My husband wasn't always great with finances either, so I feel your frustration.

He also recently bought a new car for us. When he was looking at the car he wanted to get, I was feeling concerned financially but instead of getting emotional or argumentative, I just told him I'd feel more comfortable if he could show me some figures behind it. He worked out the budget on the options he was looking at and then explained which was best for us based on this. It took a lot of burden off my shoulders to know he had it covered. It was a more effective way for us to both feel satisfied with the decision. And it settled my mind that he wasn't falling into old habits, that he had considered where we're at.

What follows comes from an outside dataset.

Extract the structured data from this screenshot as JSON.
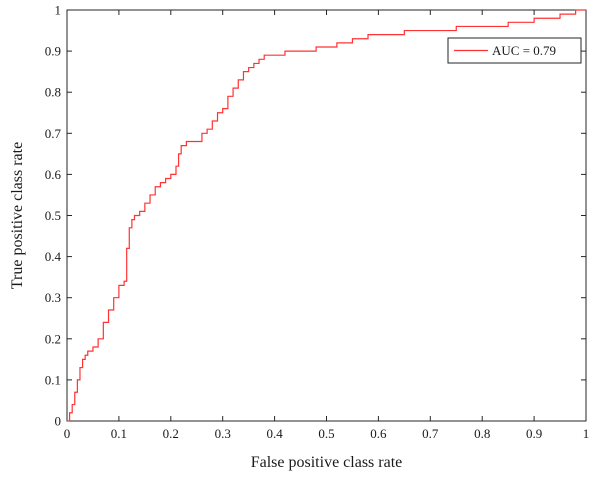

I would like to add though - if the issue was about the car decision and finances, don't make it about the plates. And now the decision has already been made about the car, ask him calmly to help you work the budget so it's not all on you to figure out.


----------



## Tall Average Guy (Jul 26, 2011)

heartsbeating said:


> I would like to add though - if the issue was about the car decision and finances, don't make it about the plates. And now the decision has already been made about the car, ask him calmly to help you work the budget so it's not all on you to figure out.


:iagree::iagree::iagree:

This is the part that you need to address. You are ticked about the car, and it sounds like you have a good reason to be. So either you have not addressed that real problem, and are using the plates as an excuse (which won't help anything because the real issue is not being discussed), or you have addressed it and are unfairly dragging it back up again. That is going to cause problems.


----------